His most ardent fans say MJ’s combination of athleticism and skill will never be matched. I write because of the importance of the word “combination.” Jordan was not the best shooter of all-time, although he could really shoot. He wasn’t the best ball-handler, playmaker or defensive player if each of these skills is measured against the very best in history at that one skill. He didn’t have the highest vertical jump or fastest sprint of all-time, nor was his (laboratory) endurance the greatest.

However, Jordan was the best combination of all these attributes. If we asked a similar question about current hockey players, Sidney Crosby might be the best combination, but not necessarily the very best at any one piece of the puzzle.

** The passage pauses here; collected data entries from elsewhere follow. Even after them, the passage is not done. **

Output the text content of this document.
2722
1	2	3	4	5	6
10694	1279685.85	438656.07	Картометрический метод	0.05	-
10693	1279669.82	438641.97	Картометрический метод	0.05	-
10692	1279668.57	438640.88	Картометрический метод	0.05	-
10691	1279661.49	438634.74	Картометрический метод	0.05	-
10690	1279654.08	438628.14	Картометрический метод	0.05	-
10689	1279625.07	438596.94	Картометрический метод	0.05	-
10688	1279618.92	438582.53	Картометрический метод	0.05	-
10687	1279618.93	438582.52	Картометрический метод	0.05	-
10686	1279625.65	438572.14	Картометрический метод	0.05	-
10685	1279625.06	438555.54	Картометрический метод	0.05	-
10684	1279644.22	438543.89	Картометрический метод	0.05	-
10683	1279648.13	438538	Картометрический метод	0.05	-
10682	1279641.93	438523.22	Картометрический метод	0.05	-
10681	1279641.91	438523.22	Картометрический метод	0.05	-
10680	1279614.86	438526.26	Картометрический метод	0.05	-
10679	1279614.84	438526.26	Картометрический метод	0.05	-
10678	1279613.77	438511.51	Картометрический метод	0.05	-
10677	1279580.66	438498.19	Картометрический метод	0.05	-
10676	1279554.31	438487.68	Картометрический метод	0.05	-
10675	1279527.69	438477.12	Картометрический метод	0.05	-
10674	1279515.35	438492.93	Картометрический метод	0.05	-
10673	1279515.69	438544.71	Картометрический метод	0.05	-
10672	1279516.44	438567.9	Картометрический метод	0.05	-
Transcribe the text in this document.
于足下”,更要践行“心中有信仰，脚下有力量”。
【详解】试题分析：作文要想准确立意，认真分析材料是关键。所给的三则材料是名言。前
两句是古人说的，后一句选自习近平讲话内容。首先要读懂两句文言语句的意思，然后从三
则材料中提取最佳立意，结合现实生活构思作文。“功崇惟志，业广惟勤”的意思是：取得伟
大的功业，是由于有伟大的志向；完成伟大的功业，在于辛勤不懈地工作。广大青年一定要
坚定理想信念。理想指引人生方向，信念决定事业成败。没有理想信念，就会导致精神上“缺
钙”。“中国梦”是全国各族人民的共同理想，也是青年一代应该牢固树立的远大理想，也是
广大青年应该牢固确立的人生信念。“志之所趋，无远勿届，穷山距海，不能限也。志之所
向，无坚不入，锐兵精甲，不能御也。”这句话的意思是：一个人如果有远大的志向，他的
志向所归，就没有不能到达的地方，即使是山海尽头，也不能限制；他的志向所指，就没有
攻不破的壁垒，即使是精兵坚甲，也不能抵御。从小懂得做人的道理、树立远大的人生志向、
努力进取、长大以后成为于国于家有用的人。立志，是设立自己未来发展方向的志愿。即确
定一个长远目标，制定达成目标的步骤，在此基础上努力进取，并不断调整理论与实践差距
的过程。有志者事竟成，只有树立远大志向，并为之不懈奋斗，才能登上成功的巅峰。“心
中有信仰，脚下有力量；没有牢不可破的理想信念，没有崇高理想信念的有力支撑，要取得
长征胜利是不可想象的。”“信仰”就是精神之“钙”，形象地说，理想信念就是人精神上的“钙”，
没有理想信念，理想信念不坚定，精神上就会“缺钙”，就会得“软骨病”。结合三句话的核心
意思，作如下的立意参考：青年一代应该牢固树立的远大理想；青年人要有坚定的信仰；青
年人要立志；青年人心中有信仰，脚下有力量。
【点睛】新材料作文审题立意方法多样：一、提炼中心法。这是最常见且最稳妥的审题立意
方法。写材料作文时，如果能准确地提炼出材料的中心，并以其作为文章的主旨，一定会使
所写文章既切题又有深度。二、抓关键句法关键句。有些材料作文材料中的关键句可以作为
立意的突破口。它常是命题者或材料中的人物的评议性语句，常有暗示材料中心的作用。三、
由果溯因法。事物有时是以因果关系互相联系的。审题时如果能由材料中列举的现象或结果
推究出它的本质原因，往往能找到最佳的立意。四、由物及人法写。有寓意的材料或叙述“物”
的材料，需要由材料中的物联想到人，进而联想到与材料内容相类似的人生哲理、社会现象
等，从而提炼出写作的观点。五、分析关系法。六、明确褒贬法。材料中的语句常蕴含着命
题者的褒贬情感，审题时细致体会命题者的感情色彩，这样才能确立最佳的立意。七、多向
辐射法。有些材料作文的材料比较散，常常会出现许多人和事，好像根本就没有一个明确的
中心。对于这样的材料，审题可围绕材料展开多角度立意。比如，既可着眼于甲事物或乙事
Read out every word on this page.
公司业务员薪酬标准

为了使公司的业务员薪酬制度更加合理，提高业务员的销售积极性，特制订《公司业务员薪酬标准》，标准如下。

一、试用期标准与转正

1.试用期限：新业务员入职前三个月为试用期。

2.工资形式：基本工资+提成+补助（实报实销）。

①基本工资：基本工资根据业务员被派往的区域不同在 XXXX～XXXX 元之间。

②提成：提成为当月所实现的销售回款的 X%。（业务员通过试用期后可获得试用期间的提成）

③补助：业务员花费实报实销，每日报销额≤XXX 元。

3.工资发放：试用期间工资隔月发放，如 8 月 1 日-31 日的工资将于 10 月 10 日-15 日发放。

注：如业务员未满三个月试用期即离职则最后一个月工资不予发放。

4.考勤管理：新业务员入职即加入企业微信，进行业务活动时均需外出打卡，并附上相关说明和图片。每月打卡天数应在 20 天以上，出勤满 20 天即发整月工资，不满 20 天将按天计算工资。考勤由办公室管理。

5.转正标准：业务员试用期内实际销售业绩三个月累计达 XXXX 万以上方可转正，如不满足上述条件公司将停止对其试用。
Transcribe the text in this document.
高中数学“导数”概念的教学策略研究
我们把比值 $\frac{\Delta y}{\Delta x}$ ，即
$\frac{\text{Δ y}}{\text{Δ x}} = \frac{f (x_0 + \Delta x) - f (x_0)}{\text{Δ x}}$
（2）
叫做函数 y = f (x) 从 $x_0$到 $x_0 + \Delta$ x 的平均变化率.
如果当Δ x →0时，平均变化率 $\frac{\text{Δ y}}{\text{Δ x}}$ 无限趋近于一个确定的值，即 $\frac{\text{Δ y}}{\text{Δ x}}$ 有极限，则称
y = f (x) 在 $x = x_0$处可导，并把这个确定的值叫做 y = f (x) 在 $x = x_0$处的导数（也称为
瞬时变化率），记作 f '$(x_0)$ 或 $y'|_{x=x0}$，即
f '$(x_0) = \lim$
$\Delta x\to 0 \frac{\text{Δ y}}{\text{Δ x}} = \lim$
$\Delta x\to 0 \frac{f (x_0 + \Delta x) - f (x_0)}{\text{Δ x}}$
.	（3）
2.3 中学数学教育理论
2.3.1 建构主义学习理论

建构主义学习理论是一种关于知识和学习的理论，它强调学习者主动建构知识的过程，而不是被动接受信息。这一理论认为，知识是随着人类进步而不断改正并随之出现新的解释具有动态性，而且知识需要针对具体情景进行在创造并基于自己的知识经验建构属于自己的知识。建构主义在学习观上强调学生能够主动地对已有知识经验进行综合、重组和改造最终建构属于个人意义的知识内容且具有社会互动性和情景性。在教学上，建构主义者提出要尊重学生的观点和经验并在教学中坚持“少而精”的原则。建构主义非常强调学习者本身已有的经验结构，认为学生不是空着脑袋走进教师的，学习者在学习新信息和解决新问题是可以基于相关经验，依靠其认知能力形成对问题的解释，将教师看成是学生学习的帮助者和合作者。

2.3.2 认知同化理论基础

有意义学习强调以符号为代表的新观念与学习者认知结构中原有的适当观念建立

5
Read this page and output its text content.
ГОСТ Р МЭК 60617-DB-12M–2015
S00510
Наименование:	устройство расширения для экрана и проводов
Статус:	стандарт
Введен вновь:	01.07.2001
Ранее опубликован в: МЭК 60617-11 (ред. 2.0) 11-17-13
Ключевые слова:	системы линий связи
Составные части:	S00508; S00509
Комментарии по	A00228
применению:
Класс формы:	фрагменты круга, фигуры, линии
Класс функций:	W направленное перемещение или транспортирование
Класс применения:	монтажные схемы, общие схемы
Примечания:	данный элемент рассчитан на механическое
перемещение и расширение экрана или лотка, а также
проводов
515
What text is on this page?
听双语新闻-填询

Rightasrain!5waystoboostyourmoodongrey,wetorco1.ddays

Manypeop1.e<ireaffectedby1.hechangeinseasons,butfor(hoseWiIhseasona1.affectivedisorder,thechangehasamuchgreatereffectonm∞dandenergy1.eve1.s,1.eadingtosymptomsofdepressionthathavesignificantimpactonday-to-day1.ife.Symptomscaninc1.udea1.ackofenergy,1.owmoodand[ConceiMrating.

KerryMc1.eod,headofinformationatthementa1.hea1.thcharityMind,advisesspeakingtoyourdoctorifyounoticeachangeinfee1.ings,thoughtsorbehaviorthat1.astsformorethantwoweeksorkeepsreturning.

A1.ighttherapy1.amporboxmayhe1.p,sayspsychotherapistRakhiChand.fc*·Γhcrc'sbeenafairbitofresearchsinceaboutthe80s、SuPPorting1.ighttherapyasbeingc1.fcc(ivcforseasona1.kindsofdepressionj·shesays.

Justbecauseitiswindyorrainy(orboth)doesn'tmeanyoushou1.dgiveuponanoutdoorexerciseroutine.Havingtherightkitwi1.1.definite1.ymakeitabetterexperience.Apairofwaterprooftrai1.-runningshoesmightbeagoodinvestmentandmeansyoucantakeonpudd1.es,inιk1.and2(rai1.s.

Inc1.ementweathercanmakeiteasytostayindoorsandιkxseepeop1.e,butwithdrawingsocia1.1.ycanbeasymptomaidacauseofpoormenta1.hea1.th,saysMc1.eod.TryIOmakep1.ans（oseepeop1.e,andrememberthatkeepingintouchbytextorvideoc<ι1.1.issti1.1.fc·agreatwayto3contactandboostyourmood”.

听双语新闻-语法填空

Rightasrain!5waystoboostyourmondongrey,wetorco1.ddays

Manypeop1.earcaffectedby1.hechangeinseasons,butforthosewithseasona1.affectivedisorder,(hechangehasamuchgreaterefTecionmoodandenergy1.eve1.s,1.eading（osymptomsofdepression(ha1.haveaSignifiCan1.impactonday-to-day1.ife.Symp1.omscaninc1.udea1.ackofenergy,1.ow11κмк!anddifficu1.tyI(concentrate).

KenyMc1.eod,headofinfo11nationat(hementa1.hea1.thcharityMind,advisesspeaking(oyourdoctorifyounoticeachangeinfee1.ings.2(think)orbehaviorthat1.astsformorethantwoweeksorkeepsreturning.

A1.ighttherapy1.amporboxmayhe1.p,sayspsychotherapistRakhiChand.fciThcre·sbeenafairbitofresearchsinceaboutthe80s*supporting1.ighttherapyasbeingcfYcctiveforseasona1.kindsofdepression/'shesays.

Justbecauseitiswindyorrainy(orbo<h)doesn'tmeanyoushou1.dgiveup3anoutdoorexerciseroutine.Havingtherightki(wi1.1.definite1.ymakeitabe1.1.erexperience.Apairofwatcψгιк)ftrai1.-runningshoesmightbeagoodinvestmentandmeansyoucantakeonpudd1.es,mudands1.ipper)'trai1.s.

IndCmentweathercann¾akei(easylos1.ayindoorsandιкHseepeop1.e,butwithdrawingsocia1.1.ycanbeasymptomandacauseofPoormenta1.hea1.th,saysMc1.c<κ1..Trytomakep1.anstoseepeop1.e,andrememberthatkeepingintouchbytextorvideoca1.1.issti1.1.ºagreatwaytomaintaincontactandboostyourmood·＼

So when will off-ice training emphasize the combination, rather than isolating each piece in separate workouts? When will we integrate sprint speed, explosive jumping, skating fundamentals and strength in the same off-ice session?

Why do we isolate instead of integrating? In physiology textbooks, aerobic endurance is taught separately from anaerobic qualities like speed or speed-endurance because: 1) the metabolic enzymes are different, 2) there are different muscle cells (fibers) activated and 3) the nerves recruit muscles in different patterns.

In laboratory tests, scientists isolate the various pieces in order to learn more about each part of the athlete’s makeup (heart, lungs, muscles, nerves, hormones, metabolism, etc.).  So has 60 years of laboratory testing this way improved our approach to developing better hockey players from the first day they put on skates?

The short answer is “no.” In fact, it made us look at athletes as the sum of the various pieces, when we should have been learning more about developing synergy among these pieces. Synergy is what made Michael Jordan’s game performance so much greater than the sum of his individual parts.

Sixty-five years ago, Roger Bannister became the first person to run a mile in less than four minutes. To break this barrier, he became a brilliant student of physiology. His training was unique, and he concluded that if he was successful, it would depend on synergy. He expressed it this way: “The human body is centuries in advance of the physiologist, and can perform an integration of heart, lungs and muscles which is too complex for the scientist to analyze.”

His advice is sound today. Every young athlete should resist the dogmatic advice to ISOLATE each piece of one’s athletic makeup. Instead, learn how to INTEGRATE the pieces more often. Participate in dynamic sports like tennis, basketball, soccer, lacrosse or football. Then, incorporate explosive movement of your body into every workout. I’m not suggesting we find more ways to move the barbell explosively – I mean move your body.